The two companies see drone food delivery as an ideal balance between customer needs for food on demand and supporting sustainability.
“Zipotle is a quick and convenient source of delivery that lets guests enjoy our real food from places that are traditionally challenging to serve, including backyards and public parks,” said Curt Garner, President, Chief Strategy and Technology Officer at Chipotle. Garner added that Zipline’s efficient and environmentally friendly delivery service aligns with the food chain’s own environmental goals.
Zipline says its aircraft are quiet and zero-emission, with initial payloads up to 5.5 lb and a roadmap to 8 lb, enough for a burrito-and-bowls family order.
The company touts more than 100 million commercial autonomous miles and over 1.6 million deliveries globally across its long-range and home-delivery systems.
“With Zipline, you tap a button, and minutes later food magically appears – hot, fresh, and ultra-fast,” said Keller Rinaudo Cliffton, CEO and Co-Founder of Zipline. “Families in the Dallas area can have food delivered by Zipotle and served for lunch or dinner. What once felt like science fiction is soon going to become totally normal.”
Why launch Zipotle in Dallas—and why now?
Dallas-Fort Worth has emerged as a US testbed for aerial delivery, with other restaurant brands trialling drones nearby, including GoTo Foods with Wing and Papa Johns via DoorDash/Flytrex.
The FAA recently posted a draft environmental assessment covering proposed Zipline operations in the DFW metro area, supporting the company’s growth in North Texas.

Regulatory timing is also favourable. On August 7, the FAA published its long-awaited proposal to “normalise” beyond-visual-line-of-sight (BVLOS) operations under a new Part 108 framework.
This change from ad-hoc waivers to a standardised permit/certificate system could allow larger fleets and suburban operations at scale. The proposal is open for public comment, with finalisation targeted in 2026.
Zipline has cleared FAA Part 135 air carrier certification
Zipline isn’t starting from zero. The company received an FAA Part 135 air carrier certificate in 2022 (the same regulatory path used by UPS Flight Forward and Wing).

In September 2023, Zipline secured FAA authorisation to conduct BVLOS deliveries without visual observers—key prerequisites for economically viable drone delivery.
Those approvals support the Dallas pilot of Chipotle delivery and position Zipline to scale once Part 108 is finalised.

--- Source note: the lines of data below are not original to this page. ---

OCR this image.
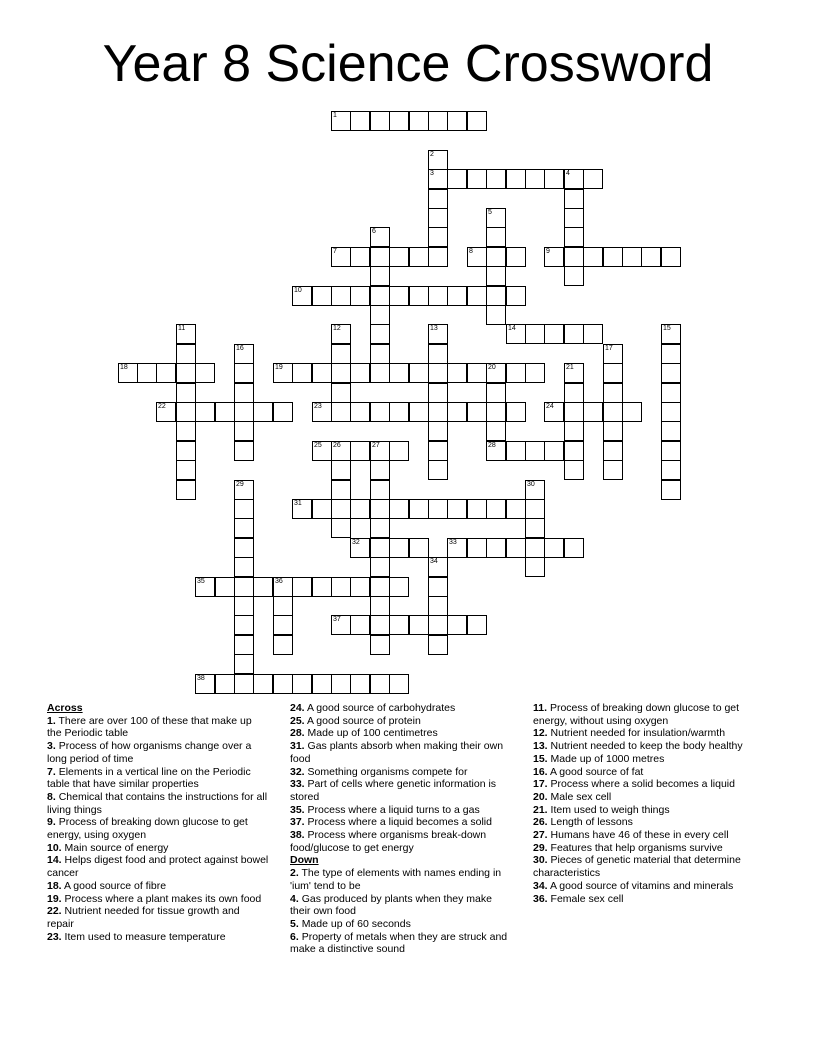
Year 8 Science Crossword
1
2
3	4
5
6
7	8	9
10
11	12	13	14	15
16	17
18	19	20	21
22	23	24
25 26	27	28
29	30
31
32	33
34
35	36
37
38
Across
1. There are over 100 of these that make up the Periodic table
3. Process of how organisms change over a long period of time
7. Elements in a vertical line on the Periodic table that have similar properties
8. Chemical that contains the instructions for all living things
9. Process of breaking down glucose to get energy, using oxygen
10. Main source of energy
14. Helps digest food and protect against bowel cancer
18. A good source of fibre
19. Process where a plant makes its own food
22. Nutrient needed for tissue growth and repair
23. Item used to measure temperature
24. A good source of carbohydrates
25. A good source of protein
28. Made up of 100 centimetres
31. Gas plants absorb when making their own food
32. Something organisms compete for
33. Part of cells where genetic information is stored
35. Process where a liquid turns to a gas
37. Process where a liquid becomes a solid
38. Process where organisms break-down food/glucose to get energy
Down
2. The type of elements with names ending in 'ium' tend to be
4. Gas produced by plants when they make their own food
5. Made up of 60 seconds
6. Property of metals when they are struck and make a distinctive sound
11. Process of breaking down glucose to get energy, without using oxygen
12. Nutrient needed for insulation/warmth
13. Nutrient needed to keep the body healthy
15. Made up of 1000 metres
16. A good source of fat
17. Process where a solid becomes a liquid
20. Male sex cell
21. Item used to weigh things
26. Length of lessons
27. Humans have 46 of these in every cell
29. Features that help organisms survive
30. Pieces of genetic material that determine characteristics
34. A good source of vitamins and minerals
36. Female sex cell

Drone food deliveries go bigger in Texas
Aerial delivery is heating up across food and retail: Wing, Zipline, Flytrex and others are building networks with restaurants and big-box partners, and Dallas/Fort Worth is becoming a showcase market.
If the FAA’s BVLOS rule lands largely as proposed, it would enable faster permitting, bigger service areas, and multi-store fleets—turning novelty drops into a mainstream delivery lane.